Monday, October 05, 2015

Over 100 Innocent Prisoners Convicted of Murder on False Testimony

Informant Edward Allen estimated that over 100 people who convicted of murder were set up by Detroit police based on false testimony

In a phone interview with Truthout, Allen said detectives supplied him and other informants with prewritten statements to memorize before the preliminary hearing of the accused men. In those statements, informants would say that the accused person confessed to their crime in a way that "filled in" the details detectives were missing to connect the suspect to their crime. Often, Hewitt said, informants had familial or fraternal connections to the men they snitched on, indicating they were all scooped up from the same underclass milieu.

It's hard to gauge how many cases relied on informant testimony, and how critically. Hewitt estimated that between just two informants he personally knew (of over 100 informants), upwards of 75 men were convicted of murder in the mid-1990s. By another account from Detroit Police Sgt. Dale Collins in the homicide division a single informant helped police with at least 100 cases before 1994.

In 2013, a defense attorney looking into a prisoner's innocence claim hired a private attorney to interview another snitch. Edward Allen told the investigator that witnesses on the ninth floor of the Detroit Police Department were allowed visitors who brought food and drugs from outside, and claims he even had sex with one of the homicide detectives.

He also reveals in a letter to a federal circuit judge that he spend two years imprisoned on the ninth floor and hoped to extract a favorable plea deal for helping the police with false testimony on five different murder cases.
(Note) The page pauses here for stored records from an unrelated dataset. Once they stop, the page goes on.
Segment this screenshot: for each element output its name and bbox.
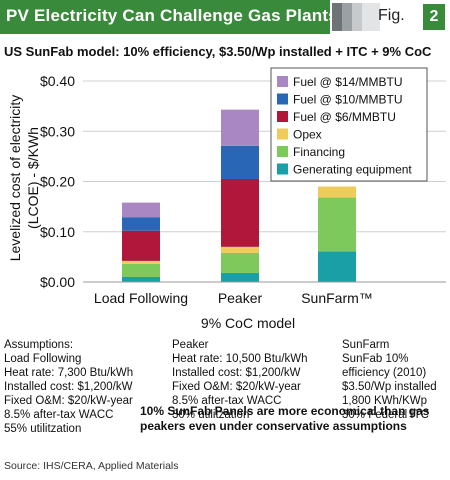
bar-segment bbox=[122, 260, 160, 264]
note-line: Heat rate: 10,500 Btu/kWh bbox=[172, 353, 308, 365]
bar-segment bbox=[221, 246, 259, 253]
bar-segment bbox=[122, 217, 160, 231]
conclusion-line: peakers even under conservative assumpti… bbox=[140, 419, 407, 433]
legend-swatch bbox=[277, 163, 288, 175]
note-line: $3.50/Wp installed bbox=[342, 381, 437, 393]
legend-box bbox=[270, 67, 428, 182]
note-line: Assumptions: bbox=[4, 339, 74, 351]
bar-segment bbox=[221, 145, 259, 179]
legend-entry: Fuel @ $10/MMBTU bbox=[293, 93, 403, 107]
bar-segment bbox=[122, 263, 160, 277]
bar-segment bbox=[318, 186, 356, 198]
y-tick-label: $0.40 bbox=[40, 73, 75, 89]
bars bbox=[122, 109, 356, 282]
notes-sunfarm: SunFarm SunFab 10% efficiency (2010) $3.… bbox=[342, 338, 437, 422]
title-bar: PV Electricity Can Challenge Gas Plants bbox=[0, 0, 338, 34]
bar-segment bbox=[318, 251, 356, 282]
y-tick-label: $0.10 bbox=[40, 224, 75, 240]
note-line: 8.5% after-tax WACC bbox=[4, 409, 114, 421]
figure-title: PV Electricity Can Challenge Gas Plants bbox=[6, 6, 338, 25]
legend: Fuel @ $14/MMBTU Fuel @ $10/MMBTU Fuel @ $… bbox=[270, 67, 428, 182]
y-tick-label: $0.30 bbox=[40, 123, 75, 139]
figure-number: 2 bbox=[423, 4, 445, 30]
stacked-bar-chart: $0.00 $0.10 $0.20 $0.30 $0.40 Load Following… bbox=[7, 67, 446, 331]
legend-swatch bbox=[277, 93, 288, 105]
note-line: Heat rate: 7,300 Btu/kWh bbox=[4, 367, 134, 379]
x-tick-label: Peaker bbox=[218, 290, 263, 306]
note-line: Fixed O&M: $20/kW-year bbox=[172, 381, 301, 393]
x-tick-label: SunFarm™ bbox=[301, 290, 373, 306]
notes-load-following: Assumptions: Load Following Heat rate: 7… bbox=[4, 338, 133, 436]
figure-header: PV Electricity Can Challenge Gas Plants … bbox=[0, 0, 450, 34]
legend-entry: Opex bbox=[293, 128, 322, 142]
bar-segment bbox=[221, 109, 259, 146]
conclusion-line: 10% SunFab Panels are more economical th… bbox=[140, 404, 430, 418]
note-line: Load Following bbox=[4, 353, 82, 365]
note-line: Fixed O&M: $20/kW-year bbox=[4, 395, 133, 407]
x-axis-label: 9% CoC model bbox=[201, 315, 295, 331]
notes-peaker: Peaker Heat rate: 10,500 Btu/kWh Install… bbox=[172, 338, 308, 422]
bar-segment bbox=[221, 272, 259, 282]
figure-label: Fig. bbox=[378, 7, 405, 24]
note-line: Installed cost: $1,200/kW bbox=[4, 381, 133, 393]
legend-swatch bbox=[277, 111, 288, 122]
note-line: Peaker bbox=[172, 339, 209, 351]
note-line: SunFarm bbox=[342, 339, 390, 351]
legend-entry: Generating equipment bbox=[293, 163, 412, 177]
source-note: Source: IHS/CERA, Applied Materials bbox=[4, 460, 179, 472]
y-tick-label: $0.20 bbox=[40, 174, 75, 190]
note-line: 30% Federal ITC bbox=[342, 409, 429, 421]
note-line: Installed cost: $1,200/kW bbox=[172, 367, 301, 379]
note-line: 30% utilitzation bbox=[172, 409, 250, 421]
note-line: 1,800 KWh/KWp bbox=[342, 395, 428, 407]
bar-segment bbox=[221, 252, 259, 273]
legend-entry: Financing bbox=[293, 145, 345, 159]
bar-segment bbox=[122, 230, 160, 261]
y-tick-label: $0.00 bbox=[40, 274, 75, 290]
legend-swatch bbox=[277, 76, 288, 87]
legend-swatch bbox=[277, 146, 288, 157]
note-line: 55% utilitzation bbox=[4, 423, 82, 435]
bar-segment bbox=[122, 276, 160, 282]
y-axis-label: Levelized cost of electricity bbox=[7, 95, 23, 262]
bar-segment bbox=[122, 202, 160, 218]
note-line: 8.5% after-tax WACC bbox=[172, 395, 282, 407]
x-tick-label: Load Following bbox=[94, 290, 188, 306]
conclusion-text: 10% SunFab Panels are more economical th… bbox=[140, 404, 429, 434]
bar-segment bbox=[318, 197, 356, 252]
note-line: SunFab 10% bbox=[342, 353, 409, 365]
legend-entry: Fuel @ $6/MMBTU bbox=[293, 110, 396, 124]
legend-swatch bbox=[277, 128, 288, 140]
y-axis-label-unit: (LCOE) - $/KWh bbox=[25, 127, 41, 229]
chart-subtitle: US SunFab model: 10% efficiency, $3.50/W… bbox=[4, 44, 432, 59]
y-tick-labels: $0.00 $0.10 $0.20 $0.30 $0.40 bbox=[40, 73, 75, 290]
note-line: efficiency (2010) bbox=[342, 367, 427, 379]
legend-entry: Fuel @ $14/MMBTU bbox=[293, 75, 403, 89]
decor-square bbox=[362, 3, 380, 31]
bar-segment bbox=[221, 178, 259, 247]
x-tick-labels: Load Following Peaker SunFarm™ bbox=[94, 290, 373, 306]
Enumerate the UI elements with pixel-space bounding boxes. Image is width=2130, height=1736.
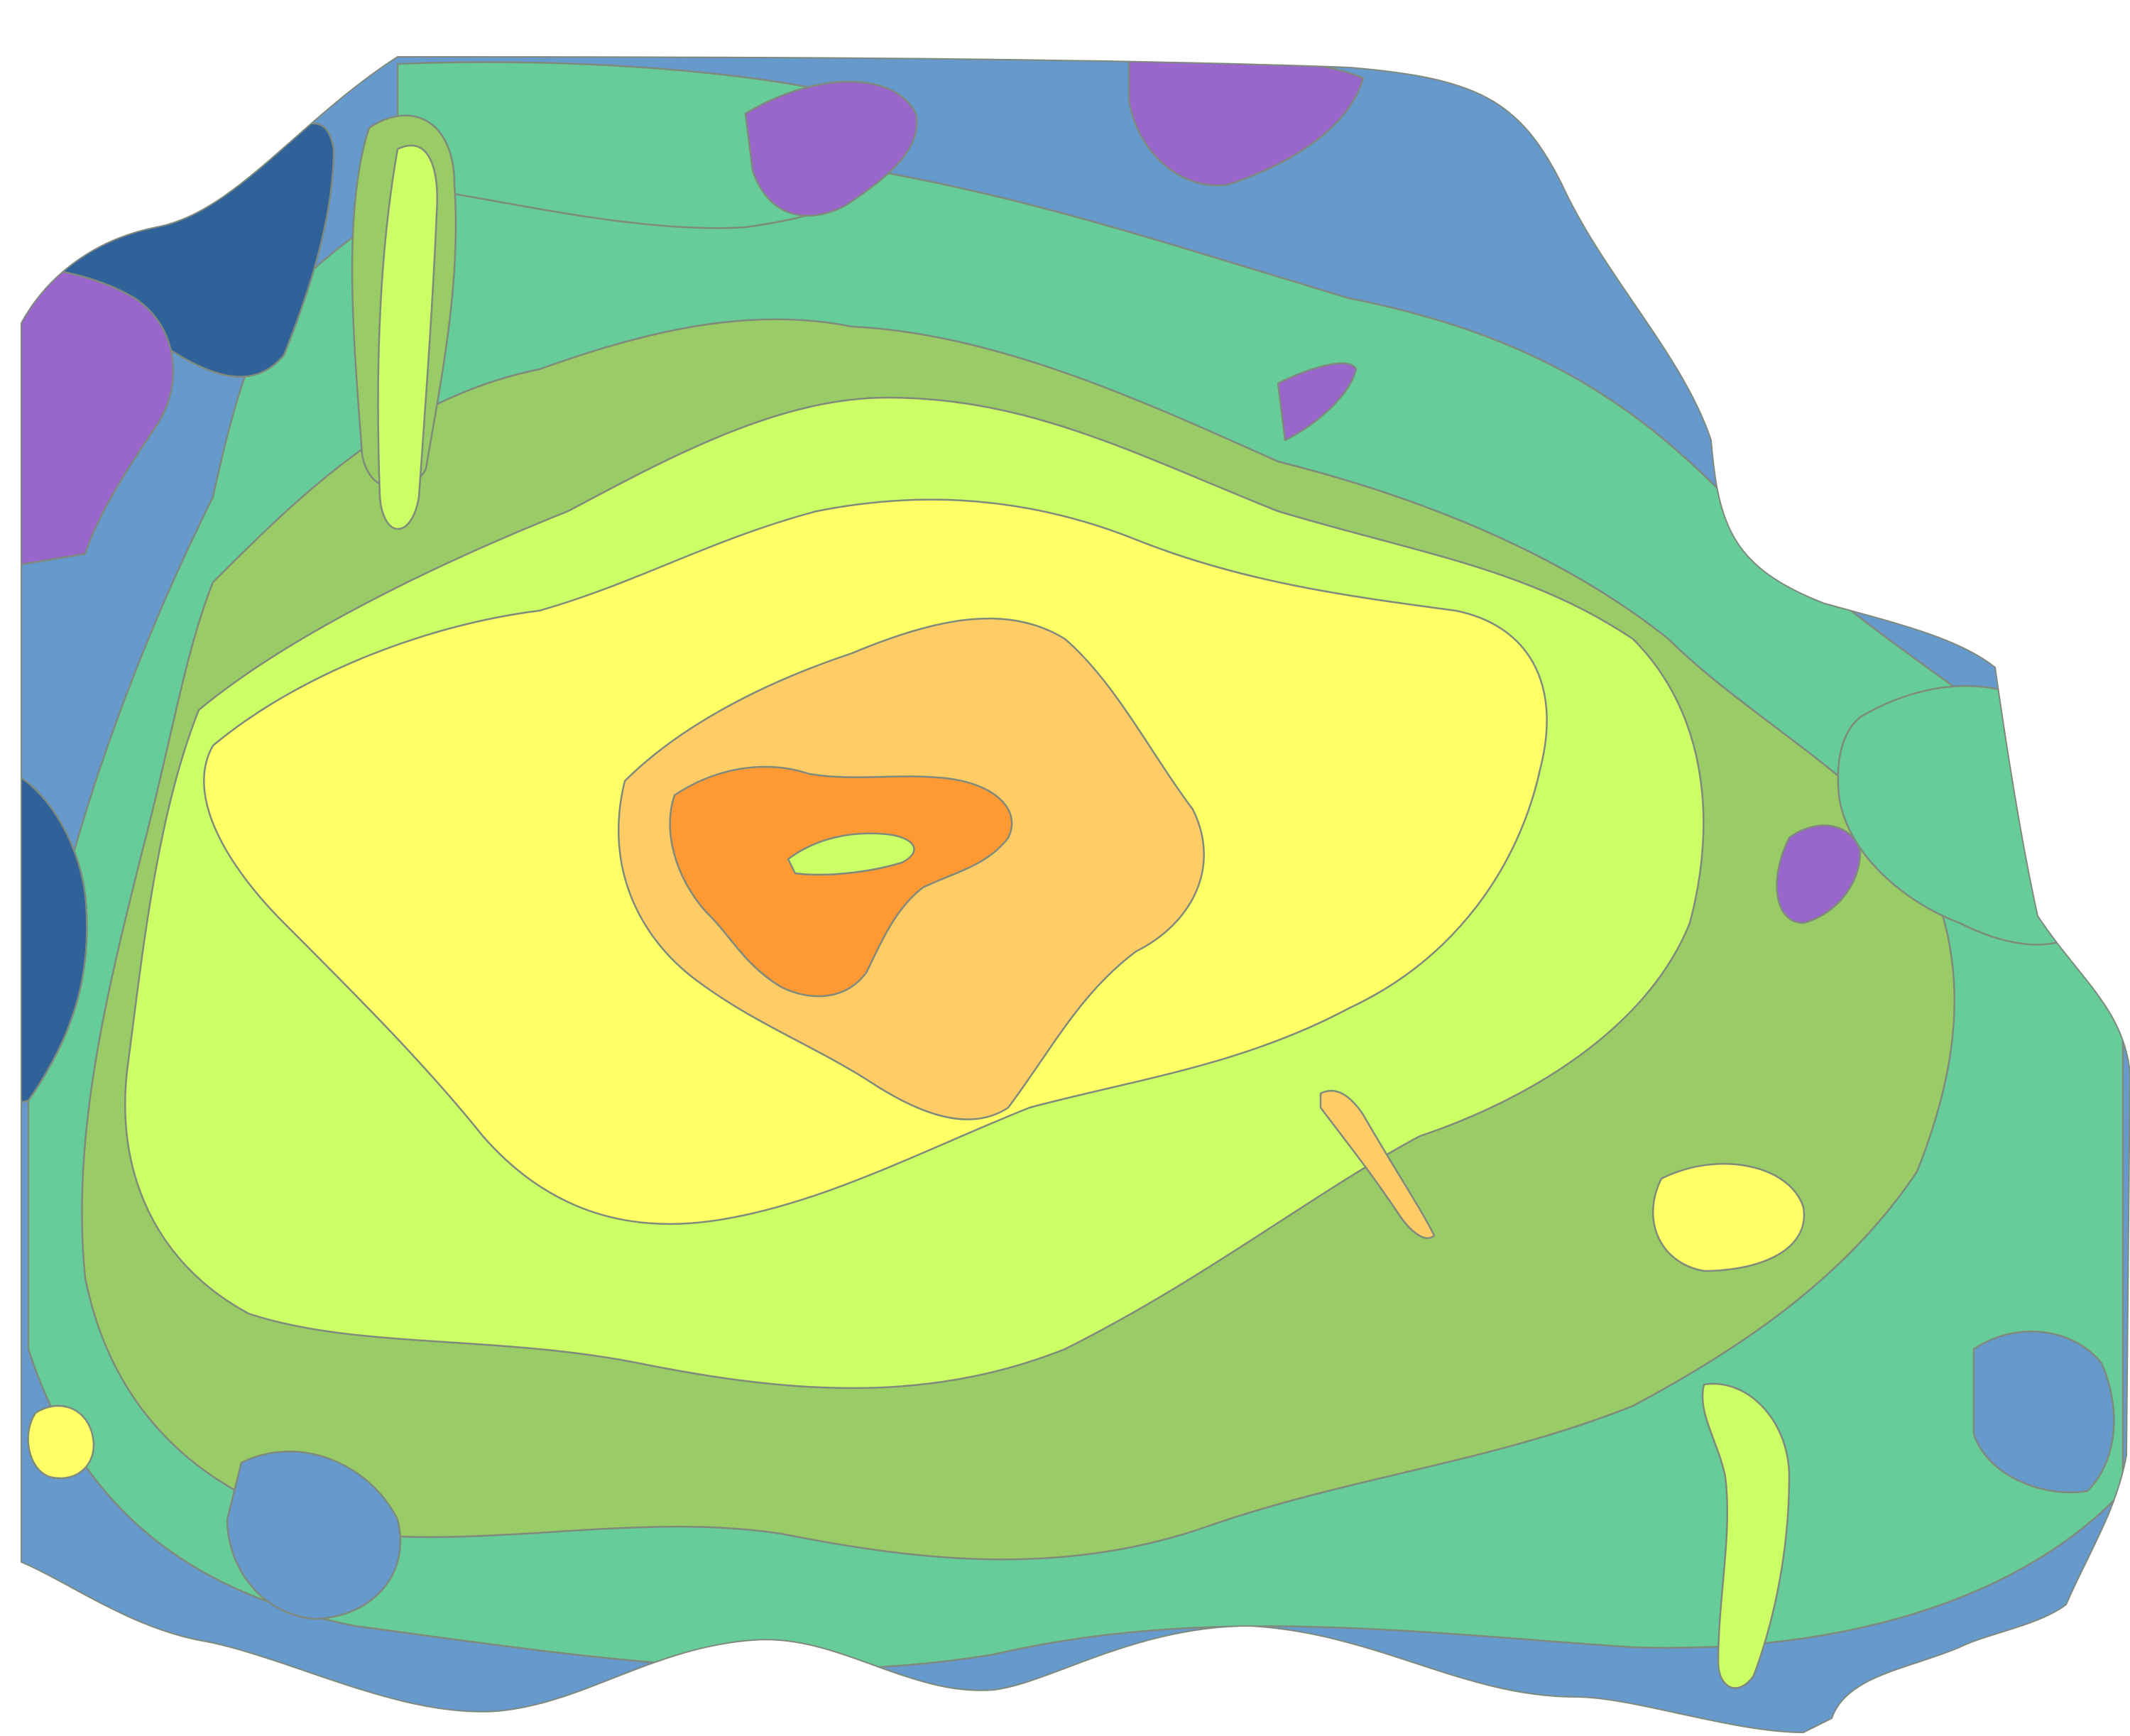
zone-level-6-southwest (27, 1404, 95, 1480)
zone-level-5-core (787, 832, 915, 876)
zone-level-5-north-spur (377, 144, 438, 530)
zone-level-1-northwest (21, 267, 175, 569)
zone-level-2-southeast (1972, 1331, 2115, 1494)
zone-level-2-south (226, 1451, 402, 1620)
zone-level-1-spur (1277, 362, 1358, 442)
zone-level-1-north-small (744, 80, 918, 217)
map-boundary (21, 55, 2130, 1734)
zone-level-7-east-streak (1319, 1090, 1436, 1239)
zone-level-5-southeast-branch (1701, 1382, 1791, 1689)
zone-level-1-east (1776, 824, 1862, 924)
zone-level-8 (669, 765, 1013, 998)
zone-level-6-southeast (1652, 1163, 1806, 1272)
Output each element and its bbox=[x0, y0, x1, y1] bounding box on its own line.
Allen estimated in another letter to Larry Smith, a man convicted largely because of Allen's testimony, that over 100 people who were convicted of murder were st up by Detroit police based on false informant testimony. Allen, who is currently incarcerated, was released from prison in 2008, but sentenced to three years in 2012 after violating his probation.

The Berrien County trial court continues to provide false testimony and all-white juries, with hidden, unrevealed racial prejudices. This never, ever makes the news.